Of the country's 643 MPs, just 40 turned up for yesterday's Second Reading, of whom only 10 stayed throughout proceedings, according to a critic who kept count. The whole thing was watched on Parliament Live TV and participants were silently heckled by more than 5,000 Twitter users.
The Digital Economy Bill introduces powers that may see households disconnected from the internet on accusations of file-sharing and websites blocked by British ISPs because they stand accused of copyright infringement.
Coffee shops, airports and hotels are also given reason to rethink their Wi-Fi services. "It cannot be right for us to cut off the whole of Starbucks just because one person went in for a cup of coffee and illegally shared files," observed Conservative MP John Whittingdale last night.
The arguments for and against these measures received short shrift in Parliament. It seems that passing the Bill before next month's general election has taken priority over what the thing actually says. Each party acknowledges that the Bill is being rushed yet it seems that nothing will stand in its way.

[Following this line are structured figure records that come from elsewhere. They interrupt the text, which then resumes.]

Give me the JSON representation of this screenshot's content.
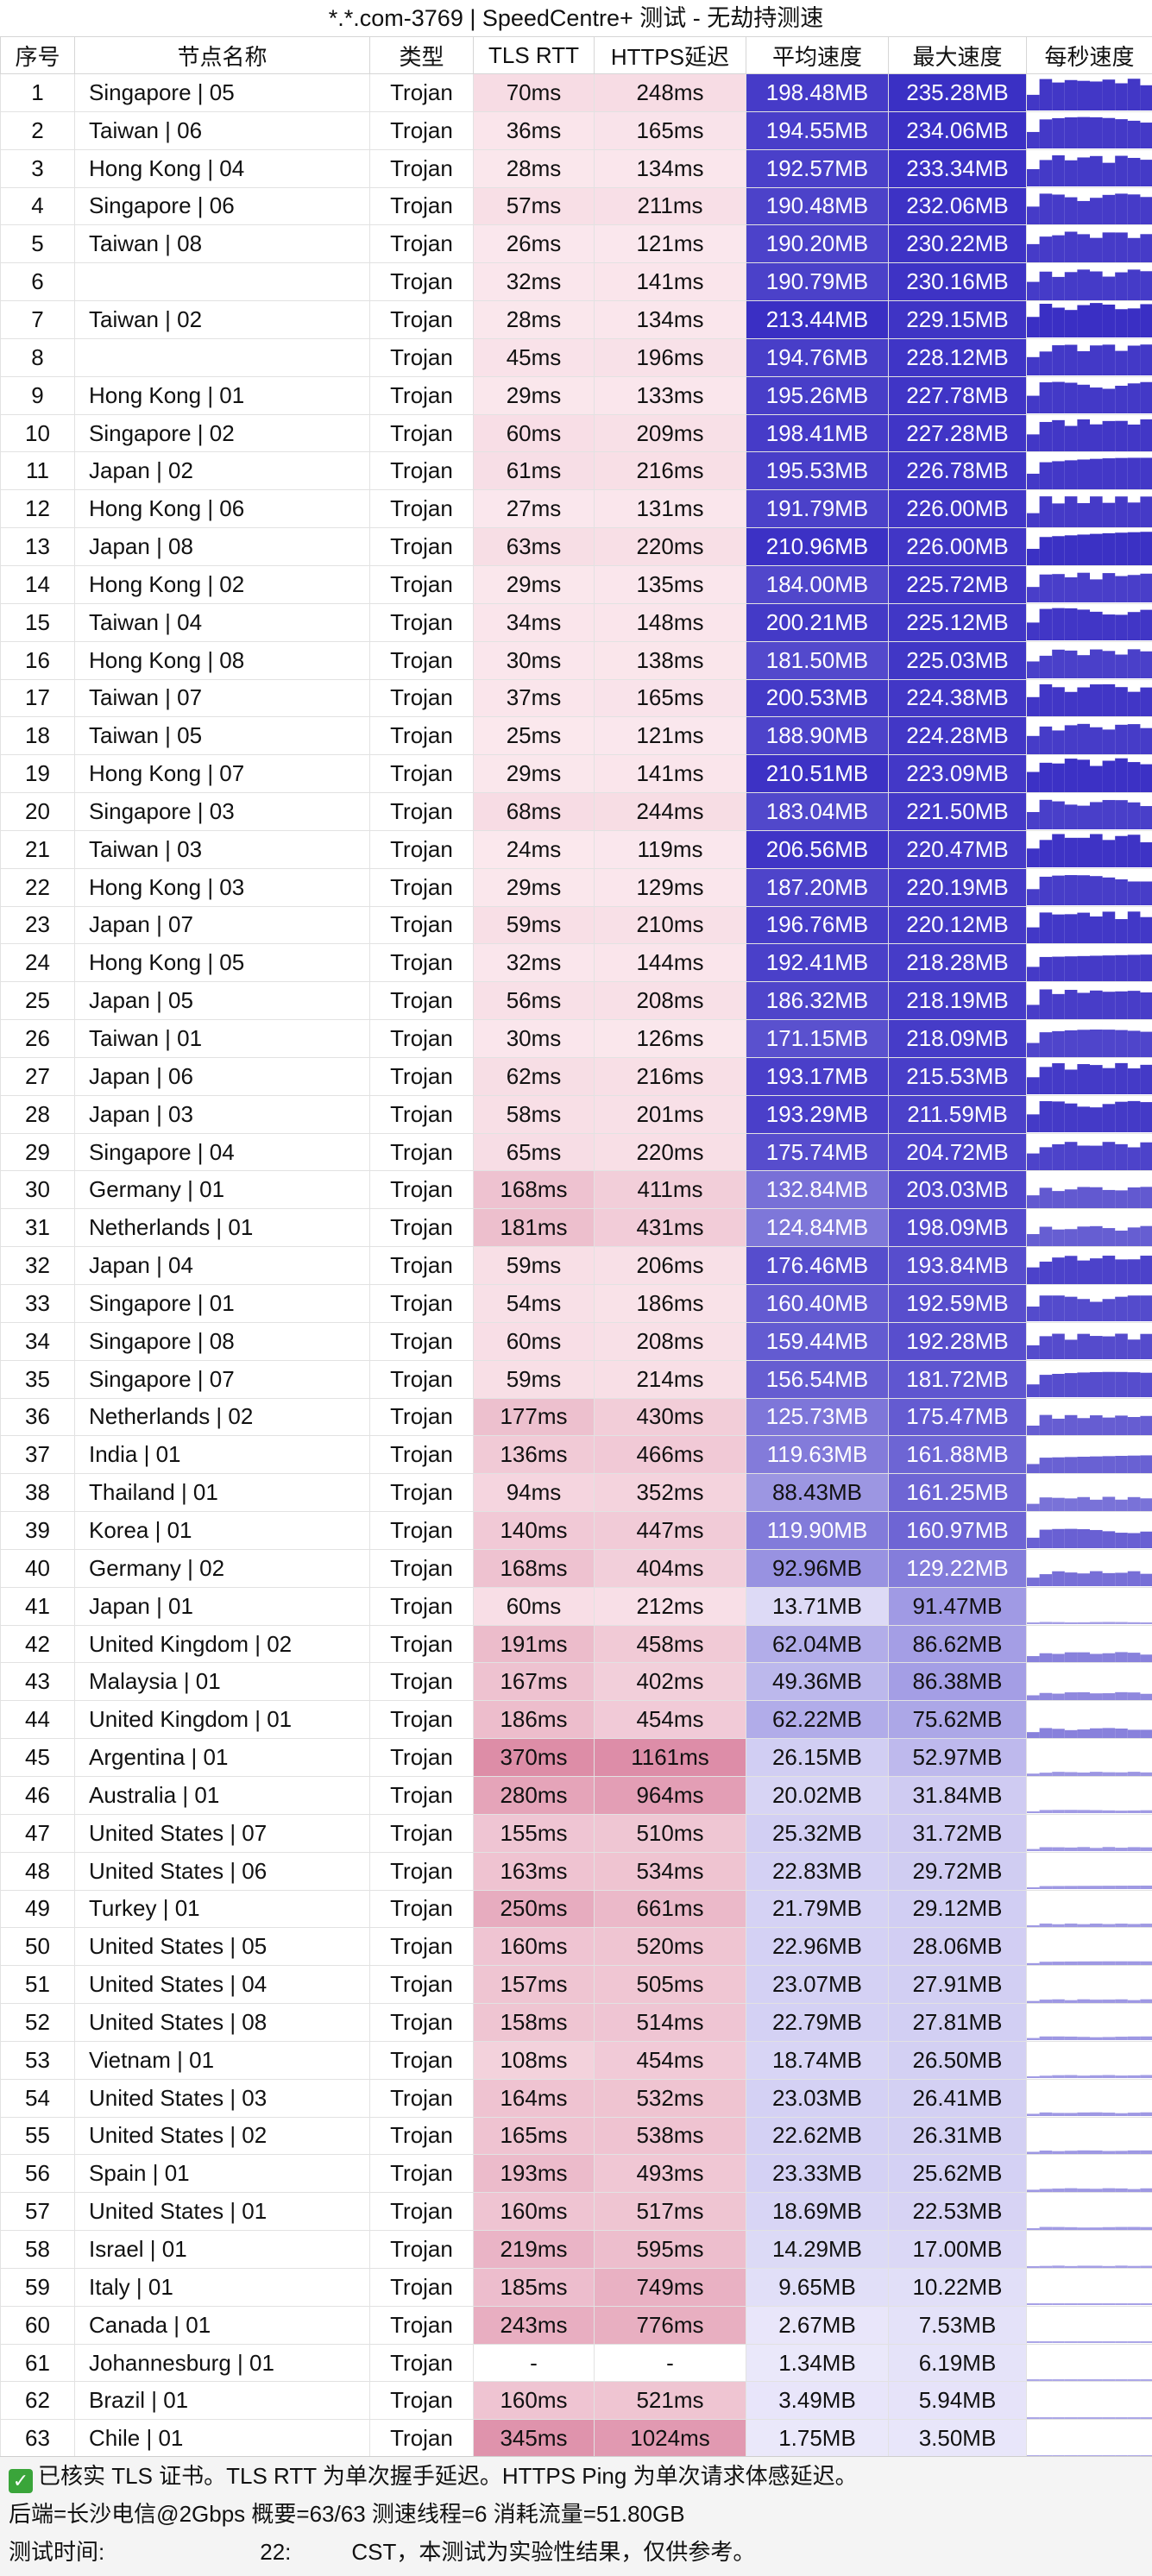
{
  "title": "*.*.com-3769 | SpeedCentre+ 测试 - 无劫持测速",
  "headers": [
    "序号",
    "节点名称",
    "类型",
    "TLS RTT",
    "HTTPS延迟",
    "平均速度",
    "最大速度",
    "每秒速度"
  ],
  "rows": [
    [
      "1",
      "Singapore | 05",
      "Trojan",
      "70ms",
      "248ms",
      "198.48MB",
      "235.28MB"
    ],
    [
      "2",
      "Taiwan | 06",
      "Trojan",
      "36ms",
      "165ms",
      "194.55MB",
      "234.06MB"
    ],
    [
      "3",
      "Hong Kong | 04",
      "Trojan",
      "28ms",
      "134ms",
      "192.57MB",
      "233.34MB"
    ],
    [
      "4",
      "Singapore | 06",
      "Trojan",
      "57ms",
      "211ms",
      "190.48MB",
      "232.06MB"
    ],
    [
      "5",
      "Taiwan | 08",
      "Trojan",
      "26ms",
      "121ms",
      "190.20MB",
      "230.22MB"
    ],
    [
      "6",
      "",
      "Trojan",
      "32ms",
      "141ms",
      "190.79MB",
      "230.16MB"
    ],
    [
      "7",
      "Taiwan | 02",
      "Trojan",
      "28ms",
      "134ms",
      "213.44MB",
      "229.15MB"
    ],
    [
      "8",
      "",
      "Trojan",
      "45ms",
      "196ms",
      "194.76MB",
      "228.12MB"
    ],
    [
      "9",
      "Hong Kong | 01",
      "Trojan",
      "29ms",
      "133ms",
      "195.26MB",
      "227.78MB"
    ],
    [
      "10",
      "Singapore | 02",
      "Trojan",
      "60ms",
      "209ms",
      "198.41MB",
      "227.28MB"
    ],
    [
      "11",
      "Japan | 02",
      "Trojan",
      "61ms",
      "216ms",
      "195.53MB",
      "226.78MB"
    ],
    [
      "12",
      "Hong Kong | 06",
      "Trojan",
      "27ms",
      "131ms",
      "191.79MB",
      "226.00MB"
    ],
    [
      "13",
      "Japan | 08",
      "Trojan",
      "63ms",
      "220ms",
      "210.96MB",
      "226.00MB"
    ],
    [
      "14",
      "Hong Kong | 02",
      "Trojan",
      "29ms",
      "135ms",
      "184.00MB",
      "225.72MB"
    ],
    [
      "15",
      "Taiwan | 04",
      "Trojan",
      "34ms",
      "148ms",
      "200.21MB",
      "225.12MB"
    ],
    [
      "16",
      "Hong Kong | 08",
      "Trojan",
      "30ms",
      "138ms",
      "181.50MB",
      "225.03MB"
    ],
    [
      "17",
      "Taiwan | 07",
      "Trojan",
      "37ms",
      "165ms",
      "200.53MB",
      "224.38MB"
    ],
    [
      "18",
      "Taiwan | 05",
      "Trojan",
      "25ms",
      "121ms",
      "188.90MB",
      "224.28MB"
    ],
    [
      "19",
      "Hong Kong | 07",
      "Trojan",
      "29ms",
      "141ms",
      "210.51MB",
      "223.09MB"
    ],
    [
      "20",
      "Singapore | 03",
      "Trojan",
      "68ms",
      "244ms",
      "183.04MB",
      "221.50MB"
    ],
    [
      "21",
      "Taiwan | 03",
      "Trojan",
      "24ms",
      "119ms",
      "206.56MB",
      "220.47MB"
    ],
    [
      "22",
      "Hong Kong | 03",
      "Trojan",
      "29ms",
      "129ms",
      "187.20MB",
      "220.19MB"
    ],
    [
      "23",
      "Japan | 07",
      "Trojan",
      "59ms",
      "210ms",
      "196.76MB",
      "220.12MB"
    ],
    [
      "24",
      "Hong Kong | 05",
      "Trojan",
      "32ms",
      "144ms",
      "192.41MB",
      "218.28MB"
    ],
    [
      "25",
      "Japan | 05",
      "Trojan",
      "56ms",
      "208ms",
      "186.32MB",
      "218.19MB"
    ],
    [
      "26",
      "Taiwan | 01",
      "Trojan",
      "30ms",
      "126ms",
      "171.15MB",
      "218.09MB"
    ],
    [
      "27",
      "Japan | 06",
      "Trojan",
      "62ms",
      "216ms",
      "193.17MB",
      "215.53MB"
    ],
    [
      "28",
      "Japan | 03",
      "Trojan",
      "58ms",
      "201ms",
      "193.29MB",
      "211.59MB"
    ],
    [
      "29",
      "Singapore | 04",
      "Trojan",
      "65ms",
      "220ms",
      "175.74MB",
      "204.72MB"
    ],
    [
      "30",
      "Germany | 01",
      "Trojan",
      "168ms",
      "411ms",
      "132.84MB",
      "203.03MB"
    ],
    [
      "31",
      "Netherlands | 01",
      "Trojan",
      "181ms",
      "431ms",
      "124.84MB",
      "198.09MB"
    ],
    [
      "32",
      "Japan | 04",
      "Trojan",
      "59ms",
      "206ms",
      "176.46MB",
      "193.84MB"
    ],
    [
      "33",
      "Singapore | 01",
      "Trojan",
      "54ms",
      "186ms",
      "160.40MB",
      "192.59MB"
    ],
    [
      "34",
      "Singapore | 08",
      "Trojan",
      "60ms",
      "208ms",
      "159.44MB",
      "192.28MB"
    ],
    [
      "35",
      "Singapore | 07",
      "Trojan",
      "59ms",
      "214ms",
      "156.54MB",
      "181.72MB"
    ],
    [
      "36",
      "Netherlands | 02",
      "Trojan",
      "177ms",
      "430ms",
      "125.73MB",
      "175.47MB"
    ],
    [
      "37",
      "India | 01",
      "Trojan",
      "136ms",
      "466ms",
      "119.63MB",
      "161.88MB"
    ],
    [
      "38",
      "Thailand | 01",
      "Trojan",
      "94ms",
      "352ms",
      "88.43MB",
      "161.25MB"
    ],
    [
      "39",
      "Korea | 01",
      "Trojan",
      "140ms",
      "447ms",
      "119.90MB",
      "160.97MB"
    ],
    [
      "40",
      "Germany | 02",
      "Trojan",
      "168ms",
      "404ms",
      "92.96MB",
      "129.22MB"
    ],
    [
      "41",
      "Japan | 01",
      "Trojan",
      "60ms",
      "212ms",
      "13.71MB",
      "91.47MB"
    ],
    [
      "42",
      "United Kingdom | 02",
      "Trojan",
      "191ms",
      "458ms",
      "62.04MB",
      "86.62MB"
    ],
    [
      "43",
      "Malaysia | 01",
      "Trojan",
      "167ms",
      "402ms",
      "49.36MB",
      "86.38MB"
    ],
    [
      "44",
      "United Kingdom | 01",
      "Trojan",
      "186ms",
      "454ms",
      "62.22MB",
      "75.62MB"
    ],
    [
      "45",
      "Argentina | 01",
      "Trojan",
      "370ms",
      "1161ms",
      "26.15MB",
      "52.97MB"
    ],
    [
      "46",
      "Australia | 01",
      "Trojan",
      "280ms",
      "964ms",
      "20.02MB",
      "31.84MB"
    ],
    [
      "47",
      "United States | 07",
      "Trojan",
      "155ms",
      "510ms",
      "25.32MB",
      "31.72MB"
    ],
    [
      "48",
      "United States | 06",
      "Trojan",
      "163ms",
      "534ms",
      "22.83MB",
      "29.72MB"
    ],
    [
      "49",
      "Turkey | 01",
      "Trojan",
      "250ms",
      "661ms",
      "21.79MB",
      "29.12MB"
    ],
    [
      "50",
      "United States | 05",
      "Trojan",
      "160ms",
      "520ms",
      "22.96MB",
      "28.06MB"
    ],
    [
      "51",
      "United States | 04",
      "Trojan",
      "157ms",
      "505ms",
      "23.07MB",
      "27.91MB"
    ],
    [
      "52",
      "United States | 08",
      "Trojan",
      "158ms",
      "514ms",
      "22.79MB",
      "27.81MB"
    ],
    [
      "53",
      "Vietnam | 01",
      "Trojan",
      "108ms",
      "454ms",
      "18.74MB",
      "26.50MB"
    ],
    [
      "54",
      "United States | 03",
      "Trojan",
      "164ms",
      "532ms",
      "23.03MB",
      "26.41MB"
    ],
    [
      "55",
      "United States | 02",
      "Trojan",
      "165ms",
      "538ms",
      "22.62MB",
      "26.31MB"
    ],
    [
      "56",
      "Spain | 01",
      "Trojan",
      "193ms",
      "493ms",
      "23.33MB",
      "25.62MB"
    ],
    [
      "57",
      "United States | 01",
      "Trojan",
      "160ms",
      "517ms",
      "18.69MB",
      "22.53MB"
    ],
    [
      "58",
      "Israel | 01",
      "Trojan",
      "219ms",
      "595ms",
      "14.29MB",
      "17.00MB"
    ],
    [
      "59",
      "Italy | 01",
      "Trojan",
      "185ms",
      "749ms",
      "9.65MB",
      "10.22MB"
    ],
    [
      "60",
      "Canada | 01",
      "Trojan",
      "243ms",
      "776ms",
      "2.67MB",
      "7.53MB"
    ],
    [
      "61",
      "Johannesburg | 01",
      "Trojan",
      "-",
      "-",
      "1.34MB",
      "6.19MB"
    ],
    [
      "62",
      "Brazil | 01",
      "Trojan",
      "160ms",
      "521ms",
      "3.49MB",
      "5.94MB"
    ],
    [
      "63",
      "Chile | 01",
      "Trojan",
      "345ms",
      "1024ms",
      "1.75MB",
      "3.50MB"
    ]
  ],
  "footer": {
    "line1": "已核实 TLS 证书。TLS RTT 为单次握手延迟。HTTPS Ping 为单次请求体感延迟。",
    "line2": "后端=长沙电信@2Gbps 概要=63/63 测速线程=6 消耗流量=51.80GB",
    "line3_prefix": "测试时间:",
    "line3_mid": "22:",
    "line3_suffix": "CST，本测试为实验性结果，仅供参考。"
  },
  "colors": {
    "speed_max": "#3a2fc4",
    "speed_min": "#eceafb",
    "latency_min": "#fbe9ee",
    "latency_max": "#dc8aa5",
    "footer_bg": "#f4f4f4",
    "check_green": "#3aa53a"
  }
}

Shadow culture secretary Jeremy Hunt called the Bill "a weak, dithering and incompetent attempt to breathe life into Britain's digital economy", while shadow science and innovation minister Adam Afriyie referred to the bill as "botched legislation".
But Hunt will not oppose the Bill. He explained that if the Conservatives come to power in May, his party will fix any problems with the Bill, "if it turns out that the legislation is flawed." In wash up, he is seeking only changes to clauses on orphan works, regional broadcasting and Ofcom's powers.
The Liberal Democrats, who said last month that the Bill should be scrapped and reintroduced in the next Parliament, had just one representative at last night's debate, Don Foster.
The MP for Bath expressed concern about the technical measures that the Bill enables, i.e. the powers to disconnect users. But his solution is broadly the same as Hunt's.
"The next Parliament deserves to be given the maximum opportunity to scrutinise any such proposals," said Foster. The Lib Dems will back the Bill tonight if they can get that assurance and others (they want a planned consultation process for the site blocking measures extended to the disconnection powers; and they want extra safeguards for Wi-Fi operators).
The text of the five-hour debate (243-page PDF) makes for a disheartening read. It's like a case study in how to pass bad law in a hurry. Whatever you think of this Bill, it presents a significant change to digital rights and remedies in the UK. It deserves proper debate and proper scrutiny. It should not be passed.